É exatamente este tipo de discurso pago, que Clinton fez 54 vezes no último ano recebendo um total de US$10,1 milhões, que complica o processo pelo qual Hillary passa entre a equipe de transição de Obama.

A vida pós-presidência de Clinton como filantropo internacional, consultor de negócios e orador representa o maior desafio para Hillary caso o presidente eleito Barack Obama opte por indicá-la como secretária de Estado, de acordo com os assessores de ambos os lados.

A equipe de transição de Obama está concentrada na ampla gama de atividades pós-presidenciais de Clinton, das quais alguns detalhes não foram informados ao público.

Análise "complicada"

A análise dos negócios filantrópicos ou não de Bill Clinton é "complicada e isso tem causado hesitação de ambos os lados", disse Abner J. Mikva, um dos partidários mais próximos de Obama e consultor da Casa Branca durante a gestão Clinton. "Todos os contribuidores de sua fundação terão que ser declarados.

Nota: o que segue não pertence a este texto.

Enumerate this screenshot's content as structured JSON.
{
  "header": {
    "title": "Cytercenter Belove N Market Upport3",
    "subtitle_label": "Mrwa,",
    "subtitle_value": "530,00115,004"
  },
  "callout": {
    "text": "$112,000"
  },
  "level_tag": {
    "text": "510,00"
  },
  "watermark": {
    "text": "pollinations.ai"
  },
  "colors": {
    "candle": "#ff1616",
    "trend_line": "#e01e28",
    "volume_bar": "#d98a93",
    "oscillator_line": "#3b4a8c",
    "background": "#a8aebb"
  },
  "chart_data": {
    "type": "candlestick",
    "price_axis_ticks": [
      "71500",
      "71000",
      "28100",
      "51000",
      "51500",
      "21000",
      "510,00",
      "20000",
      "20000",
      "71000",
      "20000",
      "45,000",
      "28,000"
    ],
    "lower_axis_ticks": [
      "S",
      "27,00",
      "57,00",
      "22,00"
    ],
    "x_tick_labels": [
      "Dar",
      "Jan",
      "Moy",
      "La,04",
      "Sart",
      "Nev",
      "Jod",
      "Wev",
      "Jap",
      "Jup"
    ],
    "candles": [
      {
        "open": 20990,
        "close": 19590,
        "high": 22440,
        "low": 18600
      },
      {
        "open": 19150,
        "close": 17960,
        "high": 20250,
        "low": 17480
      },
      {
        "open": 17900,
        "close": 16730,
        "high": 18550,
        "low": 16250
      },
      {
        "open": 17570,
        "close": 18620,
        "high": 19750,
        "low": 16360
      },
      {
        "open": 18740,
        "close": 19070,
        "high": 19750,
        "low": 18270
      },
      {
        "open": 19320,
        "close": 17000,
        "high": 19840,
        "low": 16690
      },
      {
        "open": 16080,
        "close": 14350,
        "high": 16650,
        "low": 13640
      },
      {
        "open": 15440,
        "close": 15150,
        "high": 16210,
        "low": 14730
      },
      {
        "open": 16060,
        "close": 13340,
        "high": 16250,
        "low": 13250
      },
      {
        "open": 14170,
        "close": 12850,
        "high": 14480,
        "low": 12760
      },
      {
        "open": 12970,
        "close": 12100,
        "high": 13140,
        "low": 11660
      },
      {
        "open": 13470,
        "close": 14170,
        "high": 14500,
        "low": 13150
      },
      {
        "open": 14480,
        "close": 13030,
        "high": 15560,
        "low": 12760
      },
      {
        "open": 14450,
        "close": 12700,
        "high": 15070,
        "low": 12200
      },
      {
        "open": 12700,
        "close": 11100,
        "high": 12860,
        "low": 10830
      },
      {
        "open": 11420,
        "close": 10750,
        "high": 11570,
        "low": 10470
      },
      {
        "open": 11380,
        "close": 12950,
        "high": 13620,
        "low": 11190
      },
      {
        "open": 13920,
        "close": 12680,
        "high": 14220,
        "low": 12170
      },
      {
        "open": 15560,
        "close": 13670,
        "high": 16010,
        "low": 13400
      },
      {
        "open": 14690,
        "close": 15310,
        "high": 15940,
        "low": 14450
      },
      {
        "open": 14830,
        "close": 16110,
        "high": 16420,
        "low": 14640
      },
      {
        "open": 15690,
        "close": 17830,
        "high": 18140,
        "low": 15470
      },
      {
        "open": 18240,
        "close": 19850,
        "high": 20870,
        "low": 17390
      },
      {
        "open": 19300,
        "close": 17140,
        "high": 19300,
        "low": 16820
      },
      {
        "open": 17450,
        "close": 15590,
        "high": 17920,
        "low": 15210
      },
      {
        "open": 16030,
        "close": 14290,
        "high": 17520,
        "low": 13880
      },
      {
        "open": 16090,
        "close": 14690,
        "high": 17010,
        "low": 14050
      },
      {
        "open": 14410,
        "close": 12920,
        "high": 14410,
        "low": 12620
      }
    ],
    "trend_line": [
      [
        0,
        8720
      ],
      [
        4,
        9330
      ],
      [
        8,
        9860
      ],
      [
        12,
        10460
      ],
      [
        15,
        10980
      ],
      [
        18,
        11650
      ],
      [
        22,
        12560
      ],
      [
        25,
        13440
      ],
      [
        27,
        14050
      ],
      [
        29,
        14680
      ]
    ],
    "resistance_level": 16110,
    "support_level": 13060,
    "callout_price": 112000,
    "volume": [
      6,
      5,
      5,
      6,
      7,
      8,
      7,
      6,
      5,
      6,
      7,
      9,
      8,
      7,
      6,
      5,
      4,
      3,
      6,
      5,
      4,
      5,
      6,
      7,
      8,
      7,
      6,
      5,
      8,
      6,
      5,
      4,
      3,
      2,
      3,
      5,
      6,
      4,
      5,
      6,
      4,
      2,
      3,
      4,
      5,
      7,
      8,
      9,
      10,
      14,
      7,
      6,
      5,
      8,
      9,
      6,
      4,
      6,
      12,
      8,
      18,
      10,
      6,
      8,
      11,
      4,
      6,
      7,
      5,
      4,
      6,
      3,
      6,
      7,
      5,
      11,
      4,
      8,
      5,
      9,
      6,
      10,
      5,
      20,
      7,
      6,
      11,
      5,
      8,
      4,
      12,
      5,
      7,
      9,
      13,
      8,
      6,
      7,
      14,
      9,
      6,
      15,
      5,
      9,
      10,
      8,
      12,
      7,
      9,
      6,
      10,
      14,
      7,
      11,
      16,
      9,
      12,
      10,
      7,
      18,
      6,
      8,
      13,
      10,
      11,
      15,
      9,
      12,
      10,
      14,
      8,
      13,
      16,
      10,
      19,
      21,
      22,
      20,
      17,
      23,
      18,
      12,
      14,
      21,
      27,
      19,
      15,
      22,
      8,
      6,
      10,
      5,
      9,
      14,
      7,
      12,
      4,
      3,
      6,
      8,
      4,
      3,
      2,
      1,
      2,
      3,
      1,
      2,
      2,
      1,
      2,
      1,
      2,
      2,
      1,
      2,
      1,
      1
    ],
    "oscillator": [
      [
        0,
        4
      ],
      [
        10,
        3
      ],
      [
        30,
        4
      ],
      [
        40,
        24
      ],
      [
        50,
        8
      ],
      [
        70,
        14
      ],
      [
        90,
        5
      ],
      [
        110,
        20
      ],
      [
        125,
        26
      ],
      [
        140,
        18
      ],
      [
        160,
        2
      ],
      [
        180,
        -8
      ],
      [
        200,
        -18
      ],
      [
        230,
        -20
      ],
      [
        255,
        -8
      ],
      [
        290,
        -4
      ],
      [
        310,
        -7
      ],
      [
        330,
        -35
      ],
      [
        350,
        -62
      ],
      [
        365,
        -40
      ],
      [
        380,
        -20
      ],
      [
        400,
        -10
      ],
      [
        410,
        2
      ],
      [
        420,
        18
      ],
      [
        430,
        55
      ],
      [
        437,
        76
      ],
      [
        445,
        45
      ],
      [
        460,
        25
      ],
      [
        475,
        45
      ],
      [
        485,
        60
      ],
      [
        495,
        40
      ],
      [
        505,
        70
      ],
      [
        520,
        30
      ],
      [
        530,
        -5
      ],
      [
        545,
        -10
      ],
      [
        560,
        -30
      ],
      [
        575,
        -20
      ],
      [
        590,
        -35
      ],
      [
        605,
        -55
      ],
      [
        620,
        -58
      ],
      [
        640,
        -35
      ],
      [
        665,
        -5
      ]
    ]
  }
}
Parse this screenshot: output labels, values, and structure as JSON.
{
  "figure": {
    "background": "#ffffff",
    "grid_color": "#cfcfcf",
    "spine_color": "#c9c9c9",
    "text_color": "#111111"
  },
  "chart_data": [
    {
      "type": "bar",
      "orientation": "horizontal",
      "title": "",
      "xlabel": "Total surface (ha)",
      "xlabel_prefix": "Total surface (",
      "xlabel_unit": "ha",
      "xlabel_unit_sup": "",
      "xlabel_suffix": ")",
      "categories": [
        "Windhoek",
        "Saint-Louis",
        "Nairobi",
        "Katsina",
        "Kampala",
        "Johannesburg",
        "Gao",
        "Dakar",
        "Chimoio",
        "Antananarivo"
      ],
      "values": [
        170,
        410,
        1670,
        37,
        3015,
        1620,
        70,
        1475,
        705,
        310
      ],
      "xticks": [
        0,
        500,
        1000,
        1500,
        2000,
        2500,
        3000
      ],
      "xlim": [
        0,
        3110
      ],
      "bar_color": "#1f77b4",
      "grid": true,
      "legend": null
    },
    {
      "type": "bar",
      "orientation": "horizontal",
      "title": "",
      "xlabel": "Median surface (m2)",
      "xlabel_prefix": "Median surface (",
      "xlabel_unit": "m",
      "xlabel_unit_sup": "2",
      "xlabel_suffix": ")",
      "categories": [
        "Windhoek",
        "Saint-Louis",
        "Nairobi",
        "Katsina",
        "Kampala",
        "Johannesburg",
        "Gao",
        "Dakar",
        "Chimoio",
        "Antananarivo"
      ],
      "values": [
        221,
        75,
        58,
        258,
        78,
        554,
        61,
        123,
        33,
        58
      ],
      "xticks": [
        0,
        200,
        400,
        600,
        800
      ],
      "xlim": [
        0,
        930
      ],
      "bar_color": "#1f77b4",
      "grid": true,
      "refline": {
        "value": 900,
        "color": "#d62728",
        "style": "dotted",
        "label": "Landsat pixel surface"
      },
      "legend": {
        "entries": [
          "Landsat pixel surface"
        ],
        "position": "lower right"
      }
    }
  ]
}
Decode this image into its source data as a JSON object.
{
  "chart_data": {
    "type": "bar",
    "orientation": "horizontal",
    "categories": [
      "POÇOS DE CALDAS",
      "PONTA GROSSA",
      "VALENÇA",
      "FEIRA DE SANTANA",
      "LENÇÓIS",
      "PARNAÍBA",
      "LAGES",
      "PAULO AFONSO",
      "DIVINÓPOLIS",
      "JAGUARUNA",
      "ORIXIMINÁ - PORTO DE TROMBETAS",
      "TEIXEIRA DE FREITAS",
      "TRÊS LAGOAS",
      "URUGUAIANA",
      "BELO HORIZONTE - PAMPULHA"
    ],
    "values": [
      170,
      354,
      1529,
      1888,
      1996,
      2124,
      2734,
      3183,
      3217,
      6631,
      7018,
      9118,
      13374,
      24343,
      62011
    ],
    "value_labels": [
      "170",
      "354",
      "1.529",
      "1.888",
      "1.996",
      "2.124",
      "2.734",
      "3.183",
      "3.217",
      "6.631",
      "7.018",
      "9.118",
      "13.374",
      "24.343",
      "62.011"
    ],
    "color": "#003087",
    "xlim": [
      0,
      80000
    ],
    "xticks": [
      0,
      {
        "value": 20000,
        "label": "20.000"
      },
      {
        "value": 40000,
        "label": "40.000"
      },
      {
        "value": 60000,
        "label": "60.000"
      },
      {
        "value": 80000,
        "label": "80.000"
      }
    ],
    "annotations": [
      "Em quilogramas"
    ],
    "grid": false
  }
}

E eu acho que essas informações terão que ser divulgadas ao público".


Atividades do marido podem prejudicar possível cargo de Hillary na gestão Obama / AP

Ainda que os assessores do presidente eleito se recusem a debater que tipo de exigências possibilitariam que Hillary Clinton seja indicada ao cargo de secretária de Estado, eles dizem que Obama não oferecerá o posto formalmente a ela a menos que esteja satisfeito que não haveria conflitos de interesse com as atividades de Bill Clinton no exterior.

Uma proposta, sugerida por Mikva e diversos outros assessores envolvidos no processo, seria que Bill Clinton se ausente das atividades de sua fundação, principalmente da arrecadação de fundos.